Simple, painless, and effective.
Just 26 People Died
What all of this comes down to is simple—saving lives, keeping each other safe. New Zealand didn’t mess around—they locked down, they developed a testing and contact tracing system, they emphasized science above ego. As a result, as of this writing, New Zealand has experienced only 26 COVID deaths since the beginning of the pandemic. That’s compared to the more than 600,000 in the United States, where we can’t even agree that science-backed vaccines are more effective against COVID than a drug used to treat livestock.
The Slow Rollout Of Vaccines Is Not Ideal
The one hiccup in New Zealand’s response has been their vaccination rollout. According to NPR, only 32 percent of New Zealand’s population has received at least one dose of COVID vaccine, and only 18 percent is fully vaccinated. That’s unfortunately low, particularly when vaccination is the quickest way out of this pandemic and lockdowns do come with a heavy price.

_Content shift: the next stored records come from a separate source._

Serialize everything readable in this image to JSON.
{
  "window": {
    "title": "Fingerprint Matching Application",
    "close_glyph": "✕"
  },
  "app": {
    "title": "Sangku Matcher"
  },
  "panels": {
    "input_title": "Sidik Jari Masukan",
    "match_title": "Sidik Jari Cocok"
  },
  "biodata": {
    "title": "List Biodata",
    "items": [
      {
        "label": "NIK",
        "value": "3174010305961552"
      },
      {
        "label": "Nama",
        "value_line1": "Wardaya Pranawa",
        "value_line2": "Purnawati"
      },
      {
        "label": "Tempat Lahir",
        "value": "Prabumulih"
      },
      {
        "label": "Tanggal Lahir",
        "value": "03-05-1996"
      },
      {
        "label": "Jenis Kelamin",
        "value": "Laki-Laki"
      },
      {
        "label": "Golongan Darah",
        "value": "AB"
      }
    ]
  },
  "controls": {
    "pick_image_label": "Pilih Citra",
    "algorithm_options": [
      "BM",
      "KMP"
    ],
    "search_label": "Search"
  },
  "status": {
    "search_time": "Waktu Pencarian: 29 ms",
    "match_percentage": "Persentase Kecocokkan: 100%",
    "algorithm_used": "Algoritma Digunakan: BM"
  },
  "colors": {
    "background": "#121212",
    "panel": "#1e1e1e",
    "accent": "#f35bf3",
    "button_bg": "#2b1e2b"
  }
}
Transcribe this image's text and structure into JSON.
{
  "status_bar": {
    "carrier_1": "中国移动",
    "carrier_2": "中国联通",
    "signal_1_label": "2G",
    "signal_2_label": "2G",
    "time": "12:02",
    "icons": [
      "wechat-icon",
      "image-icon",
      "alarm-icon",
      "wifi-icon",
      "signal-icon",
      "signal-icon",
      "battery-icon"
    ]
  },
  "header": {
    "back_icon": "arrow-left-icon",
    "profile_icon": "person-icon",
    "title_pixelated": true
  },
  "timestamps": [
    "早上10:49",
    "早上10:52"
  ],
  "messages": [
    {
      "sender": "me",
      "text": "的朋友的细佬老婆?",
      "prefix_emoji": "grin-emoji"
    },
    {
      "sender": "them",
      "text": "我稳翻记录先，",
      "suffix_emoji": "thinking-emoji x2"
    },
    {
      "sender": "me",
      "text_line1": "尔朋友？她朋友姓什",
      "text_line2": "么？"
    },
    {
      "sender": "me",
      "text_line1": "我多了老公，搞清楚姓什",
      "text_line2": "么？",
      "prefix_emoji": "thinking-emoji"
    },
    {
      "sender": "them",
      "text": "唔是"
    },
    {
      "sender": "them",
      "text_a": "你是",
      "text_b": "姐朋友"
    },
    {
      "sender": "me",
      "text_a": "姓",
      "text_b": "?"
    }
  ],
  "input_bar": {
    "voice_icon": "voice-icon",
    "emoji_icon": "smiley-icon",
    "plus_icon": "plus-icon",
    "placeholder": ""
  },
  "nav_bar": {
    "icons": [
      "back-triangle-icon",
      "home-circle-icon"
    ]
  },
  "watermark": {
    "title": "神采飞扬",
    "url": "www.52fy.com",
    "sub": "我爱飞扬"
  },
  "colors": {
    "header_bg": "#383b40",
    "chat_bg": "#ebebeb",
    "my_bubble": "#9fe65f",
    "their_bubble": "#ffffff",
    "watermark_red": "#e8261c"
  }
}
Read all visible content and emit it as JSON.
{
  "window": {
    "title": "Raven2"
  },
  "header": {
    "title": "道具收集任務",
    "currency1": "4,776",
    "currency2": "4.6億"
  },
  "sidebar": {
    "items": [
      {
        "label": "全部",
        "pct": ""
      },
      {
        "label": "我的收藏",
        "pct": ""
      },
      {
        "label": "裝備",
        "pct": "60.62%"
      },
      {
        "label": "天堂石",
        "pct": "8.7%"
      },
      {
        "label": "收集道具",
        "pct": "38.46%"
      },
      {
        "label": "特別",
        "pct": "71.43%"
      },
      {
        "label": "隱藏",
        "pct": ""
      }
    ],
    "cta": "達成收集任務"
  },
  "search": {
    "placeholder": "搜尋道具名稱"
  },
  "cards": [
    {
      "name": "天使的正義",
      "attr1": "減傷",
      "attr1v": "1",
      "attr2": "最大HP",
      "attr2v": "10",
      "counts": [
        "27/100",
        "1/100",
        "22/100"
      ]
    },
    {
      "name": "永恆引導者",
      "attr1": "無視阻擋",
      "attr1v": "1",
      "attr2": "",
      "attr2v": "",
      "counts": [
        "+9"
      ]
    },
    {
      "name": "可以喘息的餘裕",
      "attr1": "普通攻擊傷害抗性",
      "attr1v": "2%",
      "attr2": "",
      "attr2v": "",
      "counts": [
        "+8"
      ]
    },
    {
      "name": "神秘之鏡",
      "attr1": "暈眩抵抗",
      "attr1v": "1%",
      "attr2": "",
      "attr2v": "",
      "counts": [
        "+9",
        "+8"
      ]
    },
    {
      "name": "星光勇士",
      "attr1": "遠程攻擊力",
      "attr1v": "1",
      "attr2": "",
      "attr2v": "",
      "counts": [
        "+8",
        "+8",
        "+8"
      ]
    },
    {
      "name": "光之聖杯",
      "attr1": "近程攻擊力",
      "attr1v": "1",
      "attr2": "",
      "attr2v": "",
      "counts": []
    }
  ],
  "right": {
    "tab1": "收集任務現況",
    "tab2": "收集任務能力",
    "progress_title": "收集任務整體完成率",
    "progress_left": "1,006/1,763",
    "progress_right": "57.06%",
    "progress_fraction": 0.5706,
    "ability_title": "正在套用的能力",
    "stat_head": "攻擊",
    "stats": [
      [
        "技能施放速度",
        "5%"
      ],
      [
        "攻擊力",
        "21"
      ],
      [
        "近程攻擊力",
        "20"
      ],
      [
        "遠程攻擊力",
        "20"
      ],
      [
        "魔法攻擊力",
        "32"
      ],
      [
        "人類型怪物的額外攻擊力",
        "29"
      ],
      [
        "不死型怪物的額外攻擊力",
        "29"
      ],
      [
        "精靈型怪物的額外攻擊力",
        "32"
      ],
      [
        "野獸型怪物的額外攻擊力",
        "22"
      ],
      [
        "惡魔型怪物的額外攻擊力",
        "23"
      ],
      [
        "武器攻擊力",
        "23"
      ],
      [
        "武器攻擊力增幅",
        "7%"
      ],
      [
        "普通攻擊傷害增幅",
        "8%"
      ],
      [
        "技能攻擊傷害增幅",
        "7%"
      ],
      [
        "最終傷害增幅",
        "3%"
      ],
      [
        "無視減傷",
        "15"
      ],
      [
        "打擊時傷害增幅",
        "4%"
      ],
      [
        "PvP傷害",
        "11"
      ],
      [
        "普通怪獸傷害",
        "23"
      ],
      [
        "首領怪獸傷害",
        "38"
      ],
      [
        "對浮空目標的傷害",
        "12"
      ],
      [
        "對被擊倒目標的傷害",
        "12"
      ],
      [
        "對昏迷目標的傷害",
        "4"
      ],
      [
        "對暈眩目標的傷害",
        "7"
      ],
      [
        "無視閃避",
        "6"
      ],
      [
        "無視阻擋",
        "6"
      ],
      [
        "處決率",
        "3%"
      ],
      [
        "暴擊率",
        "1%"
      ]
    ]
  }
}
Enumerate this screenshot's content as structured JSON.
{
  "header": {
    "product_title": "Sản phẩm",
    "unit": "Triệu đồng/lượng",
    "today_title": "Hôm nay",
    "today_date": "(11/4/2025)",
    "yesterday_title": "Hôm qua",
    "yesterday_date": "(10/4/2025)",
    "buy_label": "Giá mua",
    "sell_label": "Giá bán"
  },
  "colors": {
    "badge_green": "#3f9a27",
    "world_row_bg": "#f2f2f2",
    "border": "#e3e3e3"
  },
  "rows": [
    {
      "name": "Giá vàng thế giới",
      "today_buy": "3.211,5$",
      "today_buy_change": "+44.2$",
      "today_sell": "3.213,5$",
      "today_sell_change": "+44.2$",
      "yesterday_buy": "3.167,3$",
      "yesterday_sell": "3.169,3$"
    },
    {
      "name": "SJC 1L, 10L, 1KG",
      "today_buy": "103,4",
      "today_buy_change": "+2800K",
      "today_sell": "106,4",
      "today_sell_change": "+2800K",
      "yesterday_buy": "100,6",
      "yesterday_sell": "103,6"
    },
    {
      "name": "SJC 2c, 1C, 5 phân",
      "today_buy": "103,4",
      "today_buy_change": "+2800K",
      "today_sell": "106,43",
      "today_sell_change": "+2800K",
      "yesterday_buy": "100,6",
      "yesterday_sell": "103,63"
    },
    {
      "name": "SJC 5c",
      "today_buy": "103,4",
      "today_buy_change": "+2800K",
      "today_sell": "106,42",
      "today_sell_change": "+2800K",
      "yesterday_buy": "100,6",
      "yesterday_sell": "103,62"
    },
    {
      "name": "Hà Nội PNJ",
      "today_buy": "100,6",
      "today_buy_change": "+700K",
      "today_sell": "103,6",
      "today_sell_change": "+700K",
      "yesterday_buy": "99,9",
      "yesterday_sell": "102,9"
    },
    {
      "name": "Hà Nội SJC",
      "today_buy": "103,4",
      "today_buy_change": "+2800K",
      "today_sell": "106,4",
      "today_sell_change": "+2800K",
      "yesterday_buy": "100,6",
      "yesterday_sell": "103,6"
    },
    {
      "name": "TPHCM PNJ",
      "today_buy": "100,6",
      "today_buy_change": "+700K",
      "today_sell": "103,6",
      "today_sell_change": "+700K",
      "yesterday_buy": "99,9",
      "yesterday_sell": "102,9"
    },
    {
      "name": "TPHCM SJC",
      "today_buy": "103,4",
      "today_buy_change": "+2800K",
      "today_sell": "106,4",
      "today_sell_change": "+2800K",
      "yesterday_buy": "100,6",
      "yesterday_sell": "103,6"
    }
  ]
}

Ardern acknowledged that cost, and acknowledged that as the virus evolves, so will the response to COVID. She said, “Going into next year let’s continue to get their (experts) advice. But I would say that’s always been our approach … constantly learning, constantly adapting.”
That in and of itself speaks volumes about New Zealand’s leadership in a way we should all envy.
New Zealand’s “one case” has already ballooned to 35. The number of close contacts is at a staggering 14,000, and experts believe the outbreak could grow bigger than the outbreak New Zealand experienced last August. No doubt, once again, New Zealand’s swift and efficient approach will prevent it from experiencing what we are in the United States—entire hospitals becoming overwhelmed, ICUs filling up, people dying unnecessarily.
Lockdowns are hard. No one disputes that. But, when done right, the way New Zealand does it—they seem to be short and temporary. And they lead to a life where every day doesn’t bring a new story of a young and healthy person who’s succumbed the virus.